Um fundo cujo representante, José Paulo Fafe, diz no parlamento não ter sequer a maioria da GMG e não “meter dinheiro para pagar salários, só para reestruturação” (reestruturação é, sabemos, o nome que a contemporaneidade dá a despedimentos), quando horas antes o ainda presidente do conselho de administração e ex-presidente da CE da GMG, Marco Galinha, afirmava no mesmo local que tinha vendido a sua quota maioritária ao fundo - cujos donos, reiterou, desconhece - e que tem sido ele a adiantar o dinheiro para os salários. 

Ficámos assim com esta dúvida espantosa: quem raio é suposto pagar os salários? Quem raio compra um grupo com, dizem-nos, mais de 500 trabalhadores (porque nem quantos somos ao todo sabemos, como nada sabemos das contas da GMG, e não é por falta de lhes pedir acesso) e não conta pagar salários? Que esquema é este, e quem o delineou?   

Com quase 40 anos no jornalismo, dos quais quase 20 de DN - entrei para esta redação em abril de 2004 -, habituei-me mal: sempre achei que quanto menos soubesse dos donos dos títulos em que trabalhei, e até de quem os representava, melhor. Queria dizer que não se metiam no meu trabalho e que nem sequer me passava pela cabeça, ao interessar-me por um assunto, ponderar se os ia ou não chatear. 

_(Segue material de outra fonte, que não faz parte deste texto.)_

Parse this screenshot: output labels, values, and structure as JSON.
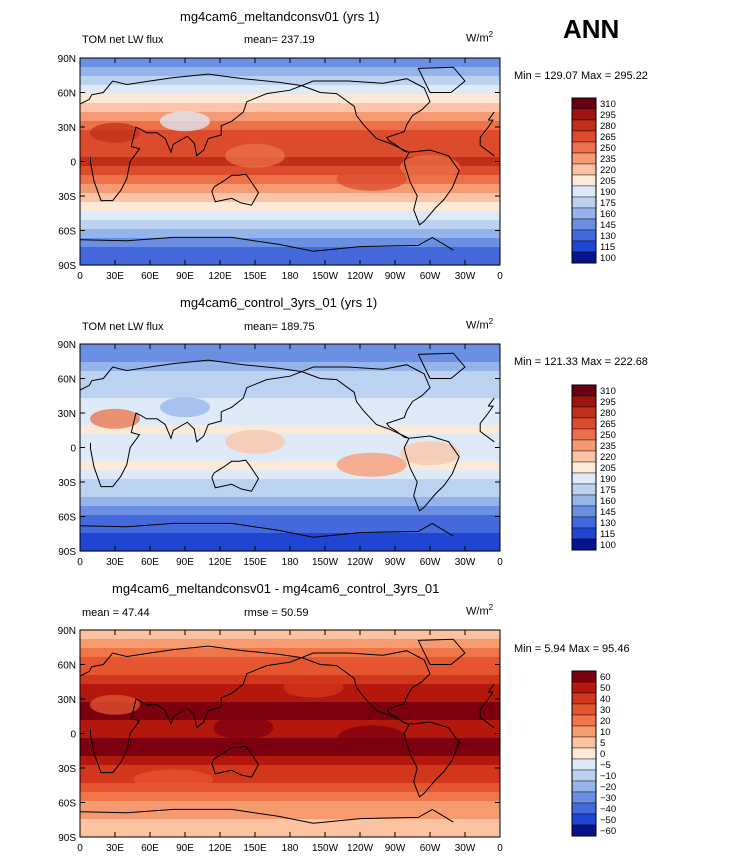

Há limites para isso - é onde estamos. No momento em que todos os trabalhadores da GMG com salário em atraso há 15 dias podem já notificar a empresa de que querem suspender o contrato - possibilidade legal que lhes permite pedir o subsídio de desemprego mantendo o vínculo à empresa - o que, a suceder, pararia os jornais. Nenhum dos trabalhadores quer isso - ninguém aqui quer a morte no DN - mas não é admissível continuar a trabalhar sem receber. 

Não chega dizerem-nos que estão solidários connosco, ou que lamentam profundamente, ou que estão a passar mal de aflição e a tentar muito não sei quê de transferências. E decerto não é a culparem-se uns aos outros que diluem a responsabilidade. Têm uma dívida connosco, paguem. E digam-nos quem é quem e ao que vem. É o mínimo.  

Nota: Ao contrário do que é afirmado, houve um jornal da GMG a sair na quinta-feira. Trata-se de O Açoriano Oriental, em cuja redação de nove jornalistas apenas dois fizeram greve. Pelo erro peço desculpa.